I still don't see anything variety specific in this use. The sense you quoted matches that from Webster's. At any rate, neither fits the context of the OP, as I have explained above.


----------



## bearded

manfy said:


> It's probably best to ask BE speakers in the English Only Forum.


Cf. retrieve vs restore #4.


----------



## Hutschi

I see it in following way:

_How can I ever make up for such behaviour?_
= (nearly)
_How can I retrieve the situation?_

Depending on context, both are pragmatically the same.


There is a difference in point of view, and (may be) a psychological difference.

The words are very different, but the phrases mean the same. "What can I do?"


----------



## berndf

Hutschi said:


> _How can I ever make up for such behaviour?_
> = (nearly)
> _How can I retrieve the situation?_
> 
> Depending on context, both are pragmatically the same.
> 
> 
> There is a difference in point of view, and (may be) a psychological difference.


No, it is a material difference between correcting a situation and compensating for it. At any rate we have a concrete context here and _to retrieve_ in the sense of _to correct_ doesn't fit.


----------



## Hutschi

Compensating is one kind of correction and correction is one kind of compensation.

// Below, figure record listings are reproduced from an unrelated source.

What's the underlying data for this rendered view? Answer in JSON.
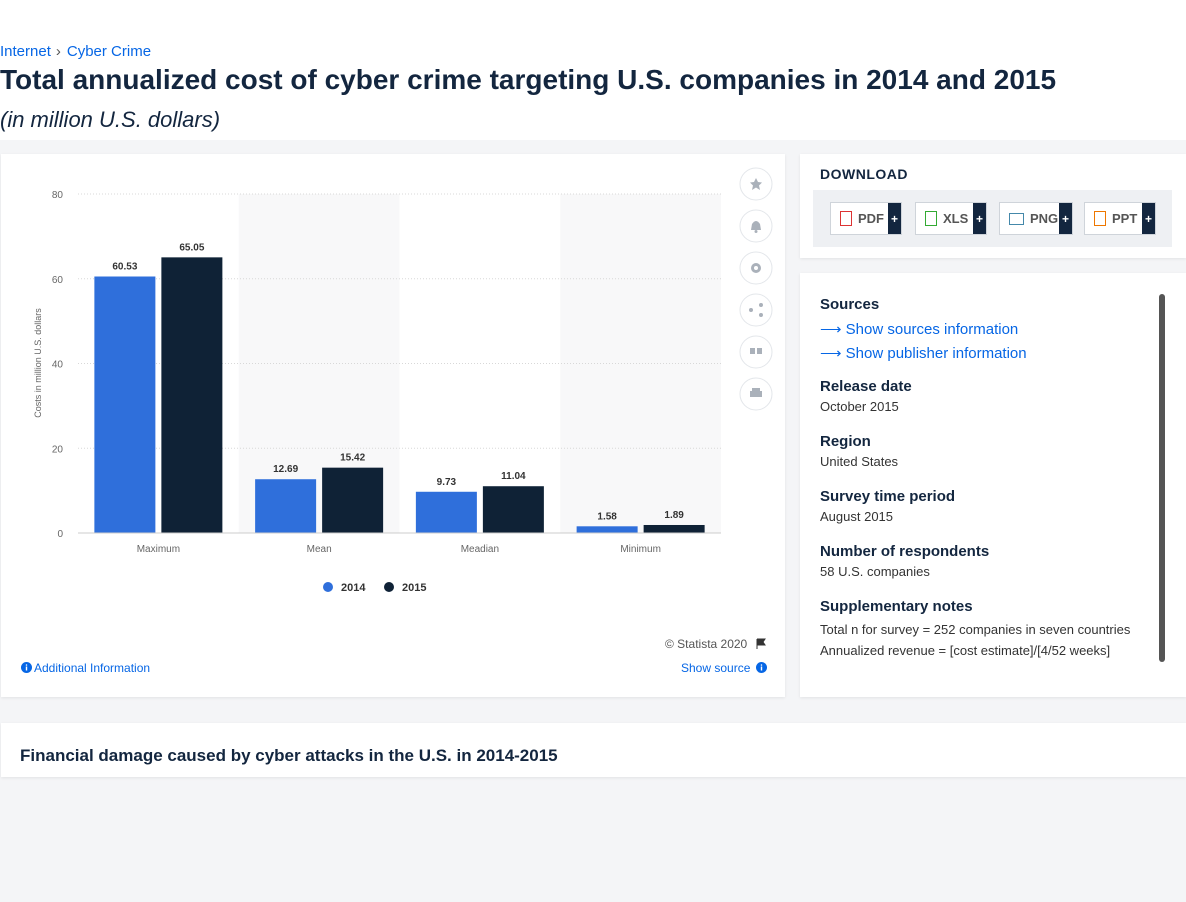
{
  "breadcrumb": {
    "items": [
      "Internet",
      "Cyber Crime"
    ],
    "separator": "›"
  },
  "header": {
    "title": "Total annualized cost of cyber crime targeting U.S. companies in 2014 and 2015",
    "subtitle": "(in million U.S. dollars)"
  },
  "chart_data": {
    "type": "bar",
    "y_label": "Costs in million U.S. dollars",
    "categories": [
      "Maximum",
      "Mean",
      "Meadian",
      "Minimum"
    ],
    "series": [
      {
        "name": "2014",
        "color": "#2f6fdb",
        "values": [
          60.53,
          12.69,
          9.73,
          1.58
        ]
      },
      {
        "name": "2015",
        "color": "#0f2236",
        "values": [
          65.05,
          15.42,
          11.04,
          1.89
        ]
      }
    ],
    "ylim": [
      0,
      80
    ],
    "yticks": [
      0,
      20,
      40,
      60,
      80
    ],
    "grid": true
  },
  "chart_footer": {
    "copyright": "© Statista 2020",
    "show_source": "Show source",
    "additional_information": "Additional Information"
  },
  "download": {
    "title": "DOWNLOAD",
    "buttons": [
      "PDF",
      "XLS",
      "PNG",
      "PPT"
    ],
    "plus": "+"
  },
  "info": {
    "sources_title": "Sources",
    "show_sources": "Show sources information",
    "show_publisher": "Show publisher information",
    "fields": [
      {
        "label": "Release date",
        "value": "October 2015"
      },
      {
        "label": "Region",
        "value": "United States"
      },
      {
        "label": "Survey time period",
        "value": "August 2015"
      },
      {
        "label": "Number of respondents",
        "value": "58 U.S. companies"
      },
      {
        "label": "Supplementary notes",
        "value": "Total n for survey = 252 companies in seven countries"
      }
    ],
    "extra_note": "Annualized revenue = [cost estimate]/[4/52 weeks]"
  },
  "related": {
    "title": "Financial damage caused by cyber attacks in the U.S. in 2014-2015"
  }
}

It depends on context to be pragmatically the same.

Compensation can be correction.
Correction can be compensation.

This applies in case of situations.

There are cases where compensation does not correct a situation, and there are cases where correcting it does not compensate.

But in very many situations it is practically the same.

To say "I beg your pardon" mostly is compensation and correction. 

*Wie kann ich ein solches Verhalten je wieder gut machen?*

This means pragmatically:

Was kann ich tun, um diese verfahrene Situation zu korrigieren?
Was kann ich tun, um es wieder in Ordnung zu bringen?


I wrote this in German because I fear false friends.

---

Another question is whether it is purely rhetorically. I exclude this here. To say it is a kind of self reference in some cases.
Often the answer is: "Ist schon in Ordnung."

---

In case of things it is even easier.
In shops they have both ways explicitly: Reparieren oder Geld zurück. (Repair or compensate.)
Here we see the difference clearly.

Both is "wiedergutmachen".

---
In case of "Verhalten" and "Was kann ich tun, um es in Ordnung zu bringen?" it includes to compensate and or to repair. 

In German it just does not define it.


----------



## berndf

Hutschi said:


> *Wie kann ich ein solches Verhalten je wieder gut machen?*
> 
> This means pragmatically:
> 
> Was kann ich tun, um diese verfahrene Situation zu korrigieren?
> Was kann ich tun, um es wieder in Ordnung zu bringen?


Yes, you "correct" the situation caused by your past behavious but not your past behaviour itself. That is impossible.Therefore you might say you _retrieve the situation_ but you cannot say you _retrieve your behaviour_.


----------



## Hutschi

berndf said:


> Yes, you "correct" the situation caused by your past behavious but not your past behaviour itself.




Wie kann ich ein solches Verhalten je wieder gut machen?

This does not mean: Verhalten in der Vergangenheit ändern.

It means Wie kann ich mich in Zukunft verhalten, um solche Sachen zu vermeiden *und*_ Was kann ich jetzt oder später tun, um die Situation in Ordnung zu bringen_? In my mind it is to repair and or compensate and to avoid.

(I forgot the "to avoid in future" aspect.)


----------